Tucked in the upper level of Stonebriar Centre, Lolli & Pops shovels sweetness by the ton. There’s a flock of these hypercandy marts across the U.S. — eight in Texas — billed as an “encyclopedia of the world’s finest candies and confections,” a bold adage that flirts with understatement. Visitors can gorge on all manner of caramels, chocolate bars, gourmet chocolates, gummies, cotton candy, old-fashioned candies, macarons, jellybeans, popcorn, sweet snacks, truffles, cocoa and boozy candies (of course) like sparkling rosé Champagne gummy bears.
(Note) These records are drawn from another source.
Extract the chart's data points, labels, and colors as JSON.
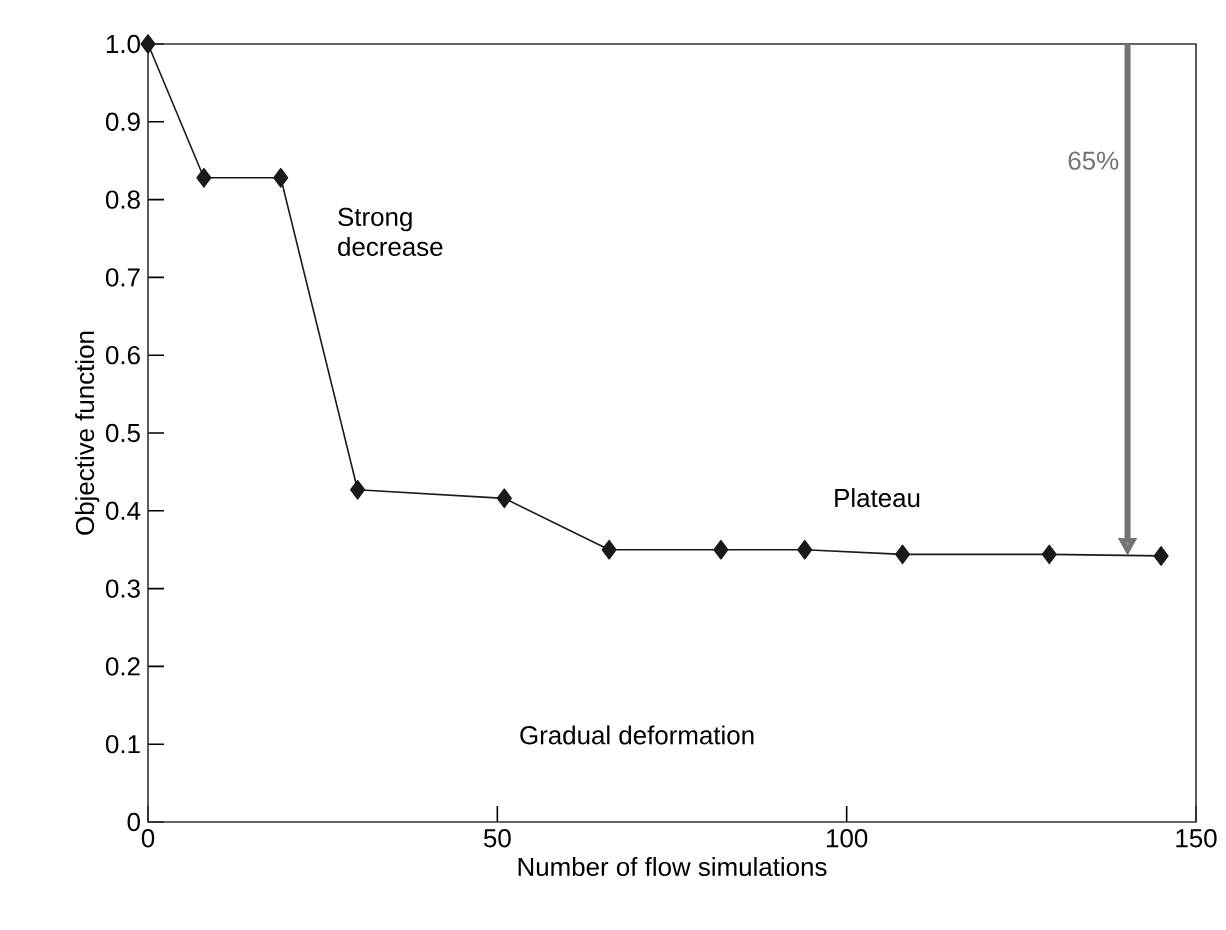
{
  "chart_data": {
    "type": "line",
    "xlabel": "Number of flow simulations",
    "ylabel": "Objective function",
    "x": [
      0,
      8,
      19,
      30,
      51,
      66,
      82,
      94,
      108,
      129,
      145
    ],
    "series": [
      {
        "color": "#1a1a1a",
        "values": [
          1.0,
          0.828,
          0.828,
          0.427,
          0.416,
          0.35,
          0.35,
          0.35,
          0.344,
          0.344,
          0.342
        ]
      }
    ],
    "marker": "diamond",
    "line_style": "solid",
    "grid": false,
    "xlim": [
      0,
      150
    ],
    "xticks": [
      0,
      50,
      100,
      150
    ],
    "ylim": [
      0,
      1.0
    ],
    "yticks": [
      0,
      0.1,
      0.2,
      0.3,
      0.4,
      0.5,
      0.6,
      0.7,
      0.8,
      0.9,
      {
        "value": 1.0,
        "label": "1.0"
      }
    ],
    "annotations": [
      "Strong decrease",
      "Plateau",
      "Gradual deformation",
      "65%"
    ]
  }
}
You can also pluck from a wide variety of gift options, such as bundles of macarons, candy charcuterie kits (with golden serving tongs), fillable candy jars, cotton candy marshmallow boxes, and build-a-box truffles. We sampled a pair of creamy macarons (cookies ’n’ crème and salted caramel) and a gigantic devilishly good peanut butter cup — steroidal sweetness that turns Reese’s a bright envy shade of green.

Sugar Ray’s Bake Shop
4021 Preston Rd, Suite 624, Plano
972.403.9200

A boutique of sweets founded by Rachel Barbaro Arrieta in 2013, Sugar Ray’s Bake Shop is a bold entrepreneurial endeavor. She started out baking for friends and family before word of sweetened mouth took over, leading to a brick-and-mortar outlet serving cakes, cupcakes, cookies and macarons. In 2019, Barbaro Arrieta competed on Sugar Rush, a Netflix baking competition series — specifically, Sugar Rush Christmas — where her team captured a victory. Though she’s never taken a cooking class in her life, Barbaro Arrieta conducts macaron workshops, limited to six, that include popcorn, self-crafted macarons, and wine. Her macaron flavors range from pistachio and bourbon pecan to lavender and lemon bar. Cake flavors also cover an enticing gamut with flavors like vanilla lavender, orange dreamsicle, cookie dough and tiramisu. We sampled a decadent red velvet cupcake, a dreamy thing to slip between the lips, massage the tongue and soothe the throat.